La simbiosi tra Banca e Industria e il legame con le Istituzioni dello Stato, che si faceva garante di una settoriale politica d’investimenti, finirono per costituire l’asse portante d’un sistema economico e politico che sacrificava le ragioni e gli interessi d’un sano sviluppo economico a quelli dei grossi gruppi finanziari, favorendo processi di crescita industriale e facendo sì che la nostra industria, tecnicamente arretrata, crescendo all’ombra dell’apparato di garanzie offerto dal sistema di protezioni, si trasformasse in un organismo parassitario.
La crisi del 1907, spingendo il mercato azionario a preferire ai titoli industriali i depositi bancari e le obbligazioni di Stato, indusse l’industria a ricorrere sempre più al sostegno dello Stato e determinò fenomeni di accentramento di sempre più vasta mole, acuendo i fattori di squilibrio insiti nel sistema. L’intreccio di partecipazioni e di interessi che si andava sempre più consolidando intorno al nucleo d’una industria pesante ch’era il settore più malato della nostra industria, anziché quello trainante, contribuiva d’altro canto alla radicalizzazione delle scelte politiche, mentre i problemi di sovrapproduzione da cui era afflitta gran parte dell’industria italiana sembravano poter esser risolti solo da una intensificata domanda da parte delle Amministrazioni militari.
A questo punto la mediazione giolittiana non tornava più utile e Giolitti fu allontanato dal centro della scena parlamentare. Vi fece ritorno solo quando l’asse politico s’era spostato a destra e i bilanci non permettevano più di conciliare una politica di spese militari con una di riforme. Le forze che all’aprirsi del secolo avevano giudicato Giolitti l’uomo adatto al momento erano le stesse che, quindici anni dopo, lo mettevano in disparte, sostituendo ad ogni altra possibile prospettiva per l’economia italiana quella della guerra.
Che la guerra non sia una conseguenza ineluttabile di una crisi del capitale è opinione da condividere. È innegabile però che dall’inizio del secolo le guerre del Regno d’Italia furono combattute tutte nell’illusione di risolvere una crisi e tutte ne generarono un’altra di dimensioni più gravi. Si dirà che è difficile dimostrare che esiste un nesso tra le crisi economiche del Regno d’Italia e le sue guerre, e può essere vero; altrettanto difficile, tuttavia è negare che tra crisi e conflitto esista un nesso che non si può definire congiunturale, a meno di volerle ritenere tutte accidenti casuali.

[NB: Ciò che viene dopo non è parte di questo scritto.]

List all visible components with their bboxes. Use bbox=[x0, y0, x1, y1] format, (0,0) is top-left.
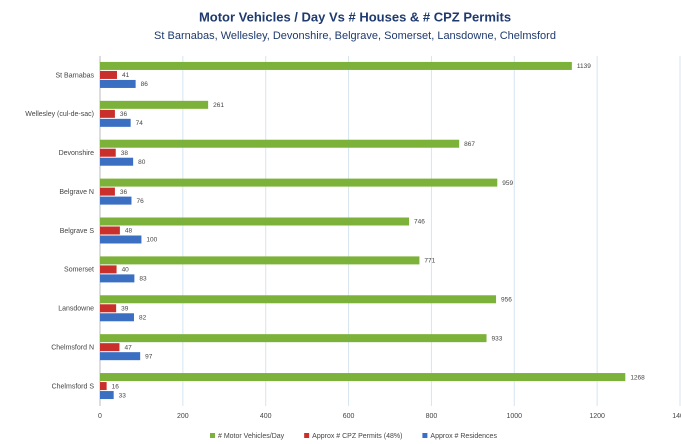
y-tick-label: Somerset bbox=[64, 267, 94, 274]
y-tick-label: Wellesley (cul-de-sac) bbox=[25, 111, 94, 118]
bar bbox=[100, 391, 114, 400]
data-label: 261 bbox=[213, 102, 224, 109]
x-tick-label: 800 bbox=[426, 413, 438, 420]
data-label: 80 bbox=[138, 159, 146, 166]
data-label: 97 bbox=[145, 353, 153, 360]
data-label: 959 bbox=[502, 180, 513, 187]
y-tick-label: Lansdowne bbox=[58, 306, 94, 313]
y-tick-label: Devonshire bbox=[59, 150, 95, 157]
x-tick-label: 1200 bbox=[589, 413, 605, 420]
bar bbox=[100, 295, 497, 304]
data-label: 33 bbox=[119, 392, 127, 399]
bar bbox=[100, 352, 141, 361]
legend-swatch bbox=[304, 433, 310, 438]
y-tick-label: Belgrave N bbox=[59, 189, 94, 196]
x-tick-label: 1400 bbox=[672, 413, 681, 420]
legend-label: # Motor Vehicles/Day bbox=[218, 433, 285, 440]
bar bbox=[100, 313, 134, 322]
y-tick-label: Chelmsford S bbox=[52, 383, 95, 390]
data-label: 40 bbox=[122, 267, 130, 274]
data-label: 38 bbox=[121, 150, 129, 157]
data-label: 47 bbox=[124, 344, 132, 351]
legend-swatch bbox=[422, 433, 428, 438]
bar bbox=[100, 157, 134, 166]
bar bbox=[100, 382, 107, 391]
chart-subtitle: St Barnabas, Wellesley, Devonshire, Belg… bbox=[154, 30, 556, 42]
data-label: 867 bbox=[464, 141, 475, 148]
bar bbox=[100, 304, 117, 313]
y-tick-label: Chelmsford N bbox=[51, 345, 94, 352]
data-label: 41 bbox=[122, 72, 130, 79]
legend-label: Approx # CPZ Permits (48%) bbox=[312, 433, 402, 440]
bar bbox=[100, 109, 115, 118]
bar bbox=[100, 70, 117, 79]
data-label: 86 bbox=[141, 81, 149, 88]
bar bbox=[100, 148, 116, 157]
data-label: 39 bbox=[121, 305, 129, 312]
bar bbox=[100, 118, 131, 127]
x-tick-label: 400 bbox=[260, 413, 272, 420]
data-label: 36 bbox=[120, 189, 128, 196]
x-tick-label: 600 bbox=[343, 413, 355, 420]
bar bbox=[100, 256, 420, 265]
chart-title: Motor Vehicles / Day Vs # Houses & # CPZ… bbox=[199, 9, 511, 24]
data-label: 933 bbox=[492, 335, 503, 342]
bar bbox=[100, 373, 626, 382]
data-label: 82 bbox=[139, 314, 147, 321]
data-label: 16 bbox=[112, 383, 120, 390]
data-label: 956 bbox=[501, 296, 512, 303]
data-label: 36 bbox=[120, 111, 128, 118]
bar bbox=[100, 217, 410, 226]
bar bbox=[100, 196, 132, 205]
data-label: 83 bbox=[139, 276, 147, 283]
data-label: 1139 bbox=[577, 63, 591, 70]
bar bbox=[100, 178, 498, 187]
x-tick-label: 200 bbox=[177, 413, 189, 420]
bar bbox=[100, 100, 209, 109]
bar bbox=[100, 61, 572, 70]
y-tick-label: Belgrave S bbox=[60, 228, 95, 235]
data-label: 48 bbox=[125, 228, 133, 235]
bar bbox=[100, 139, 460, 148]
x-tick-label: 0 bbox=[98, 413, 102, 420]
x-tick-label: 1000 bbox=[506, 413, 522, 420]
y-tick-label: St Barnabas bbox=[55, 72, 94, 79]
bar bbox=[100, 334, 487, 343]
data-label: 771 bbox=[424, 258, 435, 265]
bar bbox=[100, 274, 135, 283]
data-label: 76 bbox=[136, 198, 144, 205]
bar bbox=[100, 235, 142, 244]
data-label: 74 bbox=[136, 120, 144, 127]
data-label: 100 bbox=[146, 237, 157, 244]
data-label: 1268 bbox=[630, 374, 645, 381]
bar bbox=[100, 187, 115, 196]
bar bbox=[100, 226, 120, 235]
legend-swatch bbox=[210, 433, 215, 438]
bar bbox=[100, 79, 136, 88]
legend-label: Approx # Residences bbox=[430, 433, 497, 440]
bar bbox=[100, 343, 120, 352]
data-label: 746 bbox=[414, 219, 425, 226]
bar bbox=[100, 265, 117, 274]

In realtà il nesso esiste e va cercato nell’identificazione tra classe dirigente economica e politica. Sintetizzando, si può dire che, in effetti, la prima produceva la seconda sicché, quando la classe economica era di fronte alla crisi, quella politica la soccorreva con la guerra.
Questo discorso, però, condurrebbe lontano. Qui basta osservare che a ogni guerra si registrava un ampliamento dei settori dell’industria pesante più presenti al Nord che al Sud, che c’erano secche perdite di capitale monetario colmate dallo Stato mediante la tassazione indiscriminata, che a ogni guerra, infine, diminuiva o addirittura si bloccava l’emigrazione. In altre parole, ogni guerra aggravò lo squilibrio economico del Paese, sicché paradossalmente si può dire che ognuna fu combattuta da ‘due Italie’ delle quali una, quella del sottosviluppo, il Sud, uscì sempre e comunque sconfitta.